Eleştiri yerine özeleştiri
Bereket özellikle Cumhurbaşkanı Erdoğan, eleştiri eksiğini "Özeleştiri" mekanizmalarını işleterek gidermeye çalışıyor. Önceki gün Ankara'da AK Parti'nin iftarında ve dün AK Parti Grup toplantısında yaptığı konuşmalardaki özeleştiri içeren cümleler, bu açıdan çok önemliydi. Bu cümlelerden bazılarını hatırlayalım:
Şikâyetler sonuçlanmalı
"- Bu yıl sonuna kadar biz tüm il yönetimlerini, ilçe yönetimlerini, belde yönetimlerini yenilemek durumundayız. Adeta bir metal eskimesi görüyorum, dolayısıyla bu değişikliği yapmaya mecburuz. Belediyelerimizde nerelerde, ne gibi eksiklikler var, şikâyetler nedir bunların üzerine gitmemiz gerekiyor."

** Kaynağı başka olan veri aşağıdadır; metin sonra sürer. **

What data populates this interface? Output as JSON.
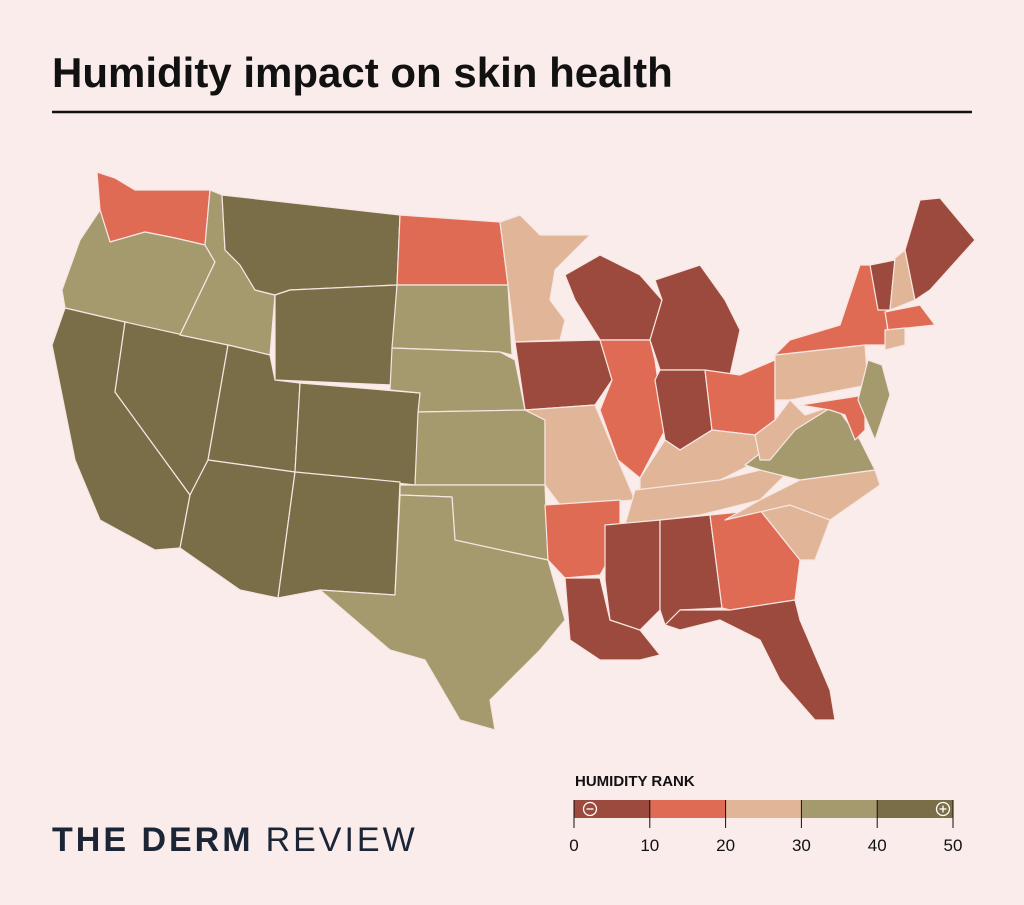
{
  "header": {
    "title": "Humidity impact on skin health"
  },
  "brand": {
    "bold": "THE DERM",
    "light": "REVIEW"
  },
  "legend": {
    "title": "HUMIDITY RANK",
    "ticks": [
      0,
      10,
      20,
      30,
      40,
      50
    ],
    "colors": [
      "#9c4a3d",
      "#e06b55",
      "#e1b698",
      "#a59a6d",
      "#7a6e48"
    ]
  }
}
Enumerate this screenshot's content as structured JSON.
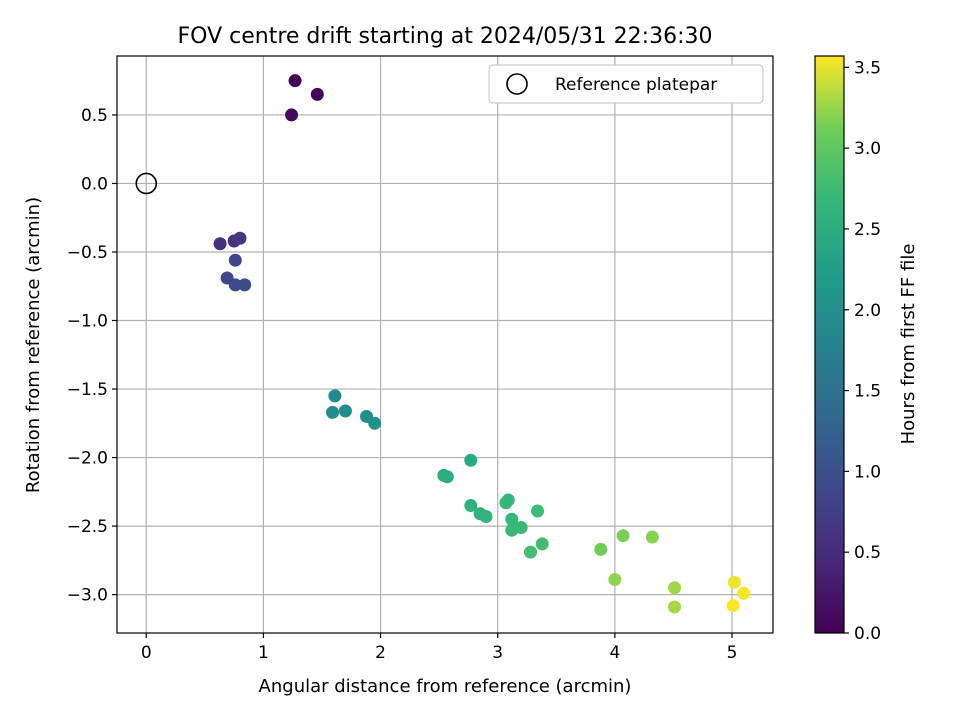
{
  "chart_data": {
    "type": "scatter",
    "title": "FOV centre drift starting at 2024/05/31 22:36:30",
    "xlabel": "Angular distance from reference (arcmin)",
    "ylabel": "Rotation from reference (arcmin)",
    "xlim": [
      -0.25,
      5.35
    ],
    "ylim": [
      -3.28,
      0.93
    ],
    "xticks": [
      0,
      1,
      2,
      3,
      4,
      5
    ],
    "xtick_labels": [
      "0",
      "1",
      "2",
      "3",
      "4",
      "5"
    ],
    "yticks": [
      0.5,
      0.0,
      -0.5,
      -1.0,
      -1.5,
      -2.0,
      -2.5,
      -3.0
    ],
    "ytick_labels": [
      "0.5",
      "0.0",
      "−0.5",
      "−1.0",
      "−1.5",
      "−2.0",
      "−2.5",
      "−3.0"
    ],
    "grid": true,
    "legend": {
      "position": "top-right",
      "label": "Reference platepar"
    },
    "reference_point": {
      "x": 0,
      "y": 0
    },
    "colorbar": {
      "label": "Hours from first FF file",
      "range": [
        0,
        3.57
      ],
      "ticks": [
        0.0,
        0.5,
        1.0,
        1.5,
        2.0,
        2.5,
        3.0,
        3.5
      ],
      "tick_labels": [
        "0.0",
        "0.5",
        "1.0",
        "1.5",
        "2.0",
        "2.5",
        "3.0",
        "3.5"
      ],
      "colormap": "viridis"
    },
    "points": [
      {
        "x": 1.27,
        "y": 0.75,
        "hours": 0.02
      },
      {
        "x": 1.46,
        "y": 0.65,
        "hours": 0.06
      },
      {
        "x": 1.24,
        "y": 0.5,
        "hours": 0.1
      },
      {
        "x": 0.63,
        "y": -0.44,
        "hours": 0.55
      },
      {
        "x": 0.75,
        "y": -0.42,
        "hours": 0.58
      },
      {
        "x": 0.8,
        "y": -0.4,
        "hours": 0.62
      },
      {
        "x": 0.76,
        "y": -0.56,
        "hours": 0.85
      },
      {
        "x": 0.69,
        "y": -0.69,
        "hours": 0.88
      },
      {
        "x": 0.76,
        "y": -0.74,
        "hours": 0.9
      },
      {
        "x": 0.84,
        "y": -0.74,
        "hours": 0.93
      },
      {
        "x": 1.61,
        "y": -1.55,
        "hours": 1.9
      },
      {
        "x": 1.59,
        "y": -1.67,
        "hours": 1.93
      },
      {
        "x": 1.7,
        "y": -1.66,
        "hours": 1.96
      },
      {
        "x": 1.88,
        "y": -1.7,
        "hours": 1.99
      },
      {
        "x": 1.95,
        "y": -1.75,
        "hours": 2.02
      },
      {
        "x": 2.77,
        "y": -2.02,
        "hours": 2.42
      },
      {
        "x": 2.54,
        "y": -2.13,
        "hours": 2.5
      },
      {
        "x": 2.57,
        "y": -2.14,
        "hours": 2.52
      },
      {
        "x": 2.77,
        "y": -2.35,
        "hours": 2.56
      },
      {
        "x": 2.85,
        "y": -2.41,
        "hours": 2.58
      },
      {
        "x": 2.9,
        "y": -2.43,
        "hours": 2.6
      },
      {
        "x": 3.09,
        "y": -2.31,
        "hours": 2.63
      },
      {
        "x": 3.07,
        "y": -2.33,
        "hours": 2.65
      },
      {
        "x": 3.12,
        "y": -2.45,
        "hours": 2.68
      },
      {
        "x": 3.12,
        "y": -2.53,
        "hours": 2.7
      },
      {
        "x": 3.2,
        "y": -2.51,
        "hours": 2.72
      },
      {
        "x": 3.34,
        "y": -2.39,
        "hours": 2.75
      },
      {
        "x": 3.38,
        "y": -2.63,
        "hours": 2.78
      },
      {
        "x": 3.28,
        "y": -2.69,
        "hours": 2.8
      },
      {
        "x": 3.88,
        "y": -2.67,
        "hours": 3.12
      },
      {
        "x": 4.07,
        "y": -2.57,
        "hours": 3.16
      },
      {
        "x": 4.32,
        "y": -2.58,
        "hours": 3.2
      },
      {
        "x": 4.0,
        "y": -2.89,
        "hours": 3.22
      },
      {
        "x": 4.51,
        "y": -2.95,
        "hours": 3.28
      },
      {
        "x": 4.51,
        "y": -3.09,
        "hours": 3.3
      },
      {
        "x": 5.02,
        "y": -2.91,
        "hours": 3.52
      },
      {
        "x": 5.1,
        "y": -2.99,
        "hours": 3.55
      },
      {
        "x": 5.01,
        "y": -3.08,
        "hours": 3.57
      }
    ]
  }
}
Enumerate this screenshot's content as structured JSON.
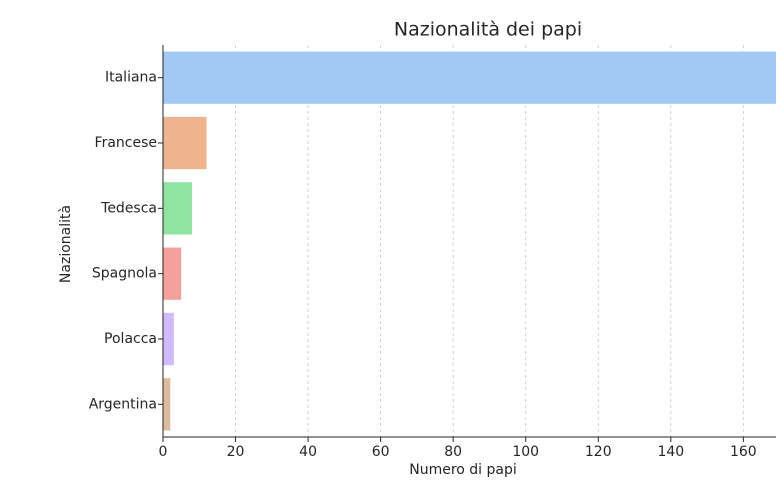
{
  "chart_data": {
    "type": "hbar",
    "title": "Nazionalità dei papi",
    "x_label": "Numero di papi",
    "y_label": "Nazionalità",
    "categories": [
      "Italiana",
      "Francese",
      "Tedesca",
      "Spagnola",
      "Polacca",
      "Argentina"
    ],
    "values": [
      169,
      12,
      8,
      5,
      3,
      2
    ],
    "colors": [
      "#a1c9f4",
      "#f0b48c",
      "#8de5a1",
      "#f4a09c",
      "#d0bbff",
      "#ddbb9b"
    ],
    "xlim": [
      0,
      169
    ],
    "xticks": [
      0,
      20,
      40,
      60,
      80,
      100,
      120,
      140,
      160
    ],
    "grid": true
  }
}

"- Bir ekip burada oluşturacağız, bir ekip de cumhurbaşkanlığı makamında ve bu oluşturacağımız ekiplerle çok yoğun bir kontrol mekanizmasını çalıştıracağız. Çünkü aldığımız şikâyetleri neticeye ulaştırmamız gerekiyor."
Rakipsizlik bunalımı
"- Siyasette ciddi bir rakibimiz olmadığı için sürekli kendimizle yarışıyoruz. 16 Nisan'da kabul edilen anayasa değişikliği ile başarı çıtası yüzde 50+1'e yükseldi. Her ne kadar cumhurbaşkanlığı ile milletvekilleri sandığı ayrı olsa da her ikisinde yüzde 50 +1'in üzerine çıkmamız gerekiyor. Bunun için kolları sıvamak ve milletimizle olan rabıtamızı güçlendirmek zorundayız."
Millet yoruldu
Cumhurbaşkanı Erdoğan'ın çok önemli bir gözlemi de üç yıldır Türkiye'nin ve milletin çok yorulduğunu ifade eden cümlelerinde bulunuyordu.
Erdoğan birçok ülkenin çeyrek yüzyılda yaşamadığı kadar çok hadisenin üç yıla sığdığı bu yorgunluk sürecini de şöyle anlattı:
"2013 Mayıs'ında Gezi olayları ile başlayıp 17-25 Aralık yargı- emniyet darbe girişimiyle tırmanan 2014 mahalli idareler ve cumhurbaşkanlığı seçimleriyle devam eden, 2015'teki iki ayrı milletvekili seçimiyle süren, PKK'nın hendek eylemleri ve DEAŞ'ın saldırıları ile kanlı bir boyut kazanan, Feto'nun 15 Temmuz darbe girişimiyle adeta zirveye ulaşan, 16 Nisan halk oylamasıyla da şimdilik finalini yapan bir süreçten söz ediyoruz."
Evet... Eleştiri eksiğini özeleştiri mekanizmalarını devreye sokmaya çalışarak gidermeyi planlayan Erdoğan dilerim başarıya ulaşır.